A committee of town residents recently submitted a petition asking for a referendum on whether to repeal ordinances approving the campus site, also known as the Simon property, on the northwest corner of Southern Blvd. and B Road.
Although an initiative is permitted in the town charter, council members deemed the petition insufficient. Supporters of the referendum vow they will circulate another petition.
Joyce, who has been in planning for 15 years and works with the City of West Palm Beach, was the LGLA’s invited guest speaker. “I’m not a developer,” she said. “I’ve owned an acre of land in Loxahatchee Groves since 1989, and I love it for many different reasons.”
Joyce said she has been following articles that have been written about the college and attended most of the meetings that led to approval of the campus. She believes that observers are missing one aspect of the issue.
“We became a town because we want to be responsible and in charge of what happens in our community, so we put into place what is called a comprehensive plan,” she said, explaining that the plan creates the rules for how the town is going to be governed as it relates to the land.
The zoning code is more specific, with regulations on permitted uses and setbacks and building heights. When the town incorporated, the majority of its land was designated rural-residential, and the comp plan allows the development of public schools in those areas, she said.
“I am here just to provide information,” Joyce said. “I am not on one side or another. I just truly believe that we don’t understand completely what we’re asking. Public schools are allowed anywhere in rural-residential land use, so a public school can go anywhere in the Town of Loxahatchee Groves.”
She noted that the Simon brothers had received approval for commercial development on what is now the campus site before the town’s Local Planning Agency was created.
“In 2011, they got approval, and I was at every single meeting speaking out against it because this was not consistent with our neighborhood plan,” she said. “Our neighborhood plan said there should be no commercial in this area. It wasn’t supposed to go west of C Road. I pointed that out countless times.”
The approved uses included commercial retail, commercial low office and residential, with about 237,000 square feet of retail and office and 19 homes. “They never came forward with their final site plan approval,” she said.

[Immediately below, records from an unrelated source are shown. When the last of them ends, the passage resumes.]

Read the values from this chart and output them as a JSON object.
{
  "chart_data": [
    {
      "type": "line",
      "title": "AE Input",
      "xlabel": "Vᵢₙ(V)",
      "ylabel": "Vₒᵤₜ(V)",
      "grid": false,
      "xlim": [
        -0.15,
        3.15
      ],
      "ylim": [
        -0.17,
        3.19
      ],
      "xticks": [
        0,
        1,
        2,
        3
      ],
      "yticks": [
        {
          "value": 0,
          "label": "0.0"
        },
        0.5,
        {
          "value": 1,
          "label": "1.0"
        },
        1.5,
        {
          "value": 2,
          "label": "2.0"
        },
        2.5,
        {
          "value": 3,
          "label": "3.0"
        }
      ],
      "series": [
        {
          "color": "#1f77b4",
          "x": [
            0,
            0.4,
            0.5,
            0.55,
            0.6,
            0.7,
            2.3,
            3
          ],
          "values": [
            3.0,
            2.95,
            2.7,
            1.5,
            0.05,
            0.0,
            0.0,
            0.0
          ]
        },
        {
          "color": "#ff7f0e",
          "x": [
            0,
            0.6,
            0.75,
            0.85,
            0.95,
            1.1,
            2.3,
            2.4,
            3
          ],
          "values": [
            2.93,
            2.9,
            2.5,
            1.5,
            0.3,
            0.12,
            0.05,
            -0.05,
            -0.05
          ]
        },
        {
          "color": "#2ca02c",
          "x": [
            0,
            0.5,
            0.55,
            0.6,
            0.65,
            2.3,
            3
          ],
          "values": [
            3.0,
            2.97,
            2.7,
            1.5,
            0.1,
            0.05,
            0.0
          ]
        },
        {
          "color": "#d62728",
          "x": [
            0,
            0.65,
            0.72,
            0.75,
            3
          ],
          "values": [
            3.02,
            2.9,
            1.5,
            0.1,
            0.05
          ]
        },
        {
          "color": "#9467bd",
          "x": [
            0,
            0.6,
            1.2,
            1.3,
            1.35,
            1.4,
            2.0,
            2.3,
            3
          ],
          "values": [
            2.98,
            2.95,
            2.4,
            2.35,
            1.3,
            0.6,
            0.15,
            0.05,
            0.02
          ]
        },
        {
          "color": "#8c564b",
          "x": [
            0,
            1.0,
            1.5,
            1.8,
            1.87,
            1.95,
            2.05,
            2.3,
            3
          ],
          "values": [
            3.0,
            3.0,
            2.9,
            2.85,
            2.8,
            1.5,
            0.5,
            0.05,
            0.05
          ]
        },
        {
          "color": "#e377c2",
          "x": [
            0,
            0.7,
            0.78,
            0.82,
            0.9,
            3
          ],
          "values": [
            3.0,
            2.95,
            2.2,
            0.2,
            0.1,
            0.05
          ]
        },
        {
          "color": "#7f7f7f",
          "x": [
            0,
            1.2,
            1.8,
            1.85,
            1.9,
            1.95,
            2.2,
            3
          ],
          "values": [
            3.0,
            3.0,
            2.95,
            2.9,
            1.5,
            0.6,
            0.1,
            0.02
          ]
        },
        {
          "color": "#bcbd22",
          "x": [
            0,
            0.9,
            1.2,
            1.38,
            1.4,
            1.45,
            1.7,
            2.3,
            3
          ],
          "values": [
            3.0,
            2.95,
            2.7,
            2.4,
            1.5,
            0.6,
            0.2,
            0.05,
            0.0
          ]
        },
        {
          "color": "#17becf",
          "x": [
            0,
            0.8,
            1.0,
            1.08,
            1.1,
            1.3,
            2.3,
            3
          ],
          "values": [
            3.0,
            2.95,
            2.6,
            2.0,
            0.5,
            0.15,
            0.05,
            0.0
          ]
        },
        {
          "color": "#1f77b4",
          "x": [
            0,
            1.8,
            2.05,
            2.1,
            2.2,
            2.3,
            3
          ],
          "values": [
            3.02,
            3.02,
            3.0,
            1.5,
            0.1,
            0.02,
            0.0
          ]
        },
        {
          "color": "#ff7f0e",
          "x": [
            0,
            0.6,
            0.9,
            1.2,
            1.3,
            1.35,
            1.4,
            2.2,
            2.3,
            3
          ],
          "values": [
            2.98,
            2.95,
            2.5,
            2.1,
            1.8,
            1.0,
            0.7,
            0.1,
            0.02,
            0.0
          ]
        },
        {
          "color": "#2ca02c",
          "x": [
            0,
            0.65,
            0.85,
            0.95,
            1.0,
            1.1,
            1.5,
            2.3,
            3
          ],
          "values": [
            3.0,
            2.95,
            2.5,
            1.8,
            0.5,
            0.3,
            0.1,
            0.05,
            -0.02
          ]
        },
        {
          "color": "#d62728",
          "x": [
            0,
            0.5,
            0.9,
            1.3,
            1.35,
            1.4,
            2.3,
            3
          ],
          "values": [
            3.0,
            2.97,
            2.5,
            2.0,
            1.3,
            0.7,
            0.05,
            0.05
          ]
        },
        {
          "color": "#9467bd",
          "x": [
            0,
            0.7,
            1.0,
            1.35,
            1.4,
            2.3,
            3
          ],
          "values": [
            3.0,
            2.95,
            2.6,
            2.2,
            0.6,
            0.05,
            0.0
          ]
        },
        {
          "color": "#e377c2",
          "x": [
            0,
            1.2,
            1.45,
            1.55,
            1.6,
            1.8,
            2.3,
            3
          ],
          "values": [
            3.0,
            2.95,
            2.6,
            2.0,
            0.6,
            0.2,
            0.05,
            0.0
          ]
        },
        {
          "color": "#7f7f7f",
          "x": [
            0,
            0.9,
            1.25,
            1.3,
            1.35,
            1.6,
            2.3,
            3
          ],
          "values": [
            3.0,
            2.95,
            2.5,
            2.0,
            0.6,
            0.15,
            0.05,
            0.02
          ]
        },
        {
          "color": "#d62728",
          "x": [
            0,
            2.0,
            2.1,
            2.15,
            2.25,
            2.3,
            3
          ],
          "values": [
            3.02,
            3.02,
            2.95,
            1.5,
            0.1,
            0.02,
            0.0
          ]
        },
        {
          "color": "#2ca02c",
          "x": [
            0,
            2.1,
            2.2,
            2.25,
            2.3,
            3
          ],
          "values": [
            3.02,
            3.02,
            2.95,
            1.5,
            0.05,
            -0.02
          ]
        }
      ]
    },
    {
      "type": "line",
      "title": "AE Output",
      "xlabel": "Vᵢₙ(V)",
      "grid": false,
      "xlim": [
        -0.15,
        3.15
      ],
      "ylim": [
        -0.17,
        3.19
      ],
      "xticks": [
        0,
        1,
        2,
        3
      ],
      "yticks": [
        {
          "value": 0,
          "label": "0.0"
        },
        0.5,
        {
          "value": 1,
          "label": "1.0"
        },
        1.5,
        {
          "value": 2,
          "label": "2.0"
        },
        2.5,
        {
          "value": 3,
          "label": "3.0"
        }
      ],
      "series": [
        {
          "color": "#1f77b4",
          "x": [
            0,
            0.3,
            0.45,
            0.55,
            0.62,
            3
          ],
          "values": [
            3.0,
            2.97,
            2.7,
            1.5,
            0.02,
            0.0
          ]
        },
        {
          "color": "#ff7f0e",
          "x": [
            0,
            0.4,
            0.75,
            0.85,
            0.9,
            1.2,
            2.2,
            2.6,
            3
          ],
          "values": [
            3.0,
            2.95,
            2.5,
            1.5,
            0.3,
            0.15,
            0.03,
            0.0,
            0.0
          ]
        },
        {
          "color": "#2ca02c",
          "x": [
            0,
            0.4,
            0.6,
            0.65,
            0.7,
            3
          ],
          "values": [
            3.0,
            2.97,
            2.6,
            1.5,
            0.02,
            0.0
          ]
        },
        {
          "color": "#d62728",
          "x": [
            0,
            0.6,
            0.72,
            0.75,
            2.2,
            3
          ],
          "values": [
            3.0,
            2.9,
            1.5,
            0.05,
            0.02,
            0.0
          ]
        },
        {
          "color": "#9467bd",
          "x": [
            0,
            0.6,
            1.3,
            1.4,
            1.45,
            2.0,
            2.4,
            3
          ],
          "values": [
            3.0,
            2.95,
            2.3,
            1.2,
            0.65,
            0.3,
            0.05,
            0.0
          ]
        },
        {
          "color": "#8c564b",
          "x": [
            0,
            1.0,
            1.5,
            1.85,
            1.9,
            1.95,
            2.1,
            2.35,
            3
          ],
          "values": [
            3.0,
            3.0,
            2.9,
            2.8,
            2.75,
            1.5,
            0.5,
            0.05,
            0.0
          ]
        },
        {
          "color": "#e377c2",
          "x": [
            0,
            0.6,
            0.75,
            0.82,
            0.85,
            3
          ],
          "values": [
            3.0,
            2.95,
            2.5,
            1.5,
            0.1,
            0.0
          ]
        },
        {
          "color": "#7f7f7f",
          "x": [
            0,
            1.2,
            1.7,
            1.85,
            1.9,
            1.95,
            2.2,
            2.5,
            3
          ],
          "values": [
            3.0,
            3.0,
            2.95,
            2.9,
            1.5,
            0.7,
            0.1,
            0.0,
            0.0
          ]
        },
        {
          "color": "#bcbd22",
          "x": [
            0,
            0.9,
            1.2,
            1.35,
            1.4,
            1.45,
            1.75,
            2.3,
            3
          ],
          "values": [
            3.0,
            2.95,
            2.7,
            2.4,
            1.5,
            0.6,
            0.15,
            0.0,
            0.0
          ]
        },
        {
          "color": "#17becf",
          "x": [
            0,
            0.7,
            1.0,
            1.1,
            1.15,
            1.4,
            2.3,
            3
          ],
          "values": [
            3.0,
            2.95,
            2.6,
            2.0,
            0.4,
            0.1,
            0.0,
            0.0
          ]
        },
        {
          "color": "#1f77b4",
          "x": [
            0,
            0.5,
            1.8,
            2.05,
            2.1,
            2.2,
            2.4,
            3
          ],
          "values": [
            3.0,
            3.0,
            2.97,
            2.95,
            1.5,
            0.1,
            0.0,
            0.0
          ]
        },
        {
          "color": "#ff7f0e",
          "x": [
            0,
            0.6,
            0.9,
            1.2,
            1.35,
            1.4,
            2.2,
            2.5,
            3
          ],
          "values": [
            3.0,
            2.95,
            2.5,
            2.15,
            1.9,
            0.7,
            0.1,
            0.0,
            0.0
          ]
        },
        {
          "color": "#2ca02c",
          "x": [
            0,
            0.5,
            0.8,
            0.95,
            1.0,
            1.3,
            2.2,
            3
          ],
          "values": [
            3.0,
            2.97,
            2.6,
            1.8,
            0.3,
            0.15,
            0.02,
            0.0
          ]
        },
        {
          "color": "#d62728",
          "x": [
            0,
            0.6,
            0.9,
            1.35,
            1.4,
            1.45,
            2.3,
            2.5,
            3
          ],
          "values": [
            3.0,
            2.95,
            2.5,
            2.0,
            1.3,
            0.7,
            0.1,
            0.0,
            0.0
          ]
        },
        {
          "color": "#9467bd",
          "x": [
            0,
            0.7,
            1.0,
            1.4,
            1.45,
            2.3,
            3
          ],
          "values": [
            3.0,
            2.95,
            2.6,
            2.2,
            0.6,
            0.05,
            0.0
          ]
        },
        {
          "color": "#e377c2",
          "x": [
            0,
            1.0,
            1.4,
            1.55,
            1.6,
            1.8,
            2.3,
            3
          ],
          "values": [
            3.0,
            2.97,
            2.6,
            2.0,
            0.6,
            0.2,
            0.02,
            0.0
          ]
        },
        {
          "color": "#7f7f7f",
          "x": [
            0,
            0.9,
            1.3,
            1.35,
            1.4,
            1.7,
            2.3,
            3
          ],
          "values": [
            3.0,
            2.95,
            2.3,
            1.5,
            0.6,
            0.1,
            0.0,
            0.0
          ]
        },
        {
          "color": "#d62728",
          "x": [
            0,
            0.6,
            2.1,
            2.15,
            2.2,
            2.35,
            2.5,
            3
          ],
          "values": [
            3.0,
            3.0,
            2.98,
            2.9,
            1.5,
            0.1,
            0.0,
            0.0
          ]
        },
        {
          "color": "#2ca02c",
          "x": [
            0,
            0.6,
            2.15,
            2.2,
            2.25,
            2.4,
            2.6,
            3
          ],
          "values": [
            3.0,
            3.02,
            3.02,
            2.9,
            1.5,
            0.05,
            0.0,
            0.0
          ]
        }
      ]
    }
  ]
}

In 2012, the owners returned with an ordinance asking to rescind the previous mixed-use approval and revert to its original rural-residential designation, which would allow development of the campus.
Joyce explained that the council’s approval allowed two different land uses. “The majority went back to what it was, and one small little area is now commercial low,” she said.
In a second ordinance, the council enacted additional restrictions on the college to make sure that the town was included in any development changes that took place. “Because they are a state college, they only get funded incrementally, so it’s not like they’re going to develop the site all at once, she said. “Their plan was to develop the site over 50 years.”
Every five years the college goes back to the state for financing, and explains what it has developed so far and what it wants to do in the next five years. The ordinance ensures that the town will be included in those discussions. “They have to come back to the town because of this ordinance, and talk about what the buildings are going to look like,” Joyce said.
She explained that a referendum, if approved by a majority of voters, would revoke both of those ordinances, which would remove the special requirements for the design of the college and would change the land use from rural-residential and the small portion of commercial low, back to the mixed commercial/residential use.
“The college is allowed in this community because our comprehensive plan says so, so if the goal is to stop the college from coming in, you have to change the comprehensive plan,” Joyce said. “The referendums are only going to prohibit the construction of the college, but allow for construction of what was originally 227,000 square feet of retail and office use.”
Joyce said she would personally prefer a college campus to a commercial development. “As a person who has lived in this community since 1989, I believe that having a partner who is going to develop 76 acres over the course of 50 years, who is going to check back in with you every five years, [is better than] a developer who’s in it for the money,” she said.
Resident Nina Corning said that the comp plan was intended for the development of public schools such as elementary, middle and high schools, but Joyce said Palm Beach State College is classified as a public school, while development of a privately owned college would not be permitted.
Corning also pointed out that the 19 homes in the mixed-use approval would have served as a buffer from the commercial development to residents to the north, where the college is calling for the eventual development of about 650,000 square feet.
Joyce said that much of the college’s development would be vertical and reiterated that it would be over the course of 50 years, where the college would be coming back to the town every five years to review its plans.
“This was a perfect example of transparency of opportunities for the community to come together,” Joyce said, explaining that when the Local Planning Agency was finally created, she voted no on initial college applications. “I am a process-minded person. There are certain things that you have to do, and even though we may be calling ourselves ‘government lite,’ we are government. You’re either going to run a town or you’re not.”